#  > > >  >  > Форум >  > > >  >  > Образ жизни >  > > >  >  > Образ жизни >  > > >  >  > Фильмы >  > > >  >  >  «Земляне»  (Earthlings)

## Бодя

http://www.youtube.com/watch?v=ce4DJ...sqAHIQ&index=1

http://www.earthlingsfilm.ru/

рекомендую после просмотра фильма еще раз посмотреть вступление, тогда некоторые фразы обретут действительно глубокое значение, например: "каждое живое существо является духовным центром своего мировосприятия", вы заметите (и это будет для вас открытием) что даже самые маленькие насекомые воспринимают и осознают мир и реагируют на него.

----------

Маркион (23.12.2012)

----------


## Бодя

фильм "Земляне" находиться внизу страници. полный фильм с русской озвучкой.

----------


## Кузьмич

> "каждое живое существо является духовным центром своего мировосприятия", вы заметите (и это будет для вас открытием) что даже самые маленькие насекомые воспринимают и осознают мир и реагируют на него.


А Лошади кушают овес.

----------

Дордже (21.12.2012)

----------


## Бодя

и?))

----------


## Кузьмич

> и?))


Этого достаточно. Это не дзен, это Чехов!  :Wink: 
Какое открытие Вы обещаете в первом посте?

----------

Дордже (21.12.2012)

----------


## Алексей Самохин

Жёсткий фильм. Я посмотрел отрывками где-то пару минут.

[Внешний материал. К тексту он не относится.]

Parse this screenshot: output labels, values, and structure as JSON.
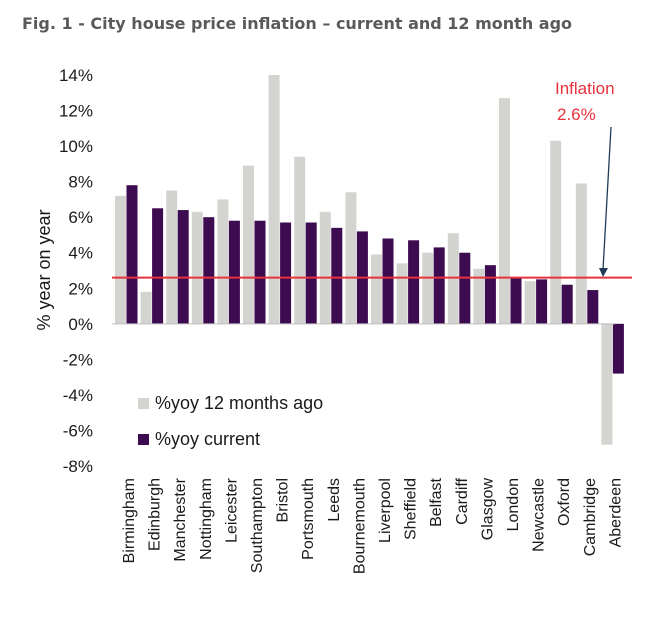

Даже не знаю надо ли смотреть весь фильм..

----------


## Бодя

Алексей Самохин, посмотри начало полностью.
хотя там по всему фильму глубокие фразы встречаются, поэтому лучше полностью смотреть. друг с большим интересом посмотрел весь фильм, потом говорит: "посмотрел и забыл. ночью был голодный, проснулся, съел курицу. потом спомнил как она ко мне попала и выблевал. с тех пор не могу даже подумать есть мясо". 
лучший способ остановить страдания и убийства миллиардов (!!!) живых существ-перестать его оплачивать. ведь все в этом мире делаеться ради денег. вы даже можете ограбить грабителя или убийцу и раздать деньги бедным, все всеравно посадят, потому что вы нарушаете бизнэс, а не потому что нарушаете моральные принципы.

----------


## Алексей Самохин

Мне не понравилась подача фильма, вернее эти "глубокие фразы" за кадром. Жестокость людей как и страдания животных очевидны. Достаточно это просто увидеть и всё становится понятным.
А как с этим бороться каждый решает сам. Если во всём видеть бизнес , то он и будет во всём.

----------


## Жоржик

> фильм "Земляне" находиться внизу страници. полный фильм с русской озвучкой.


Очень хороший фильм!

----------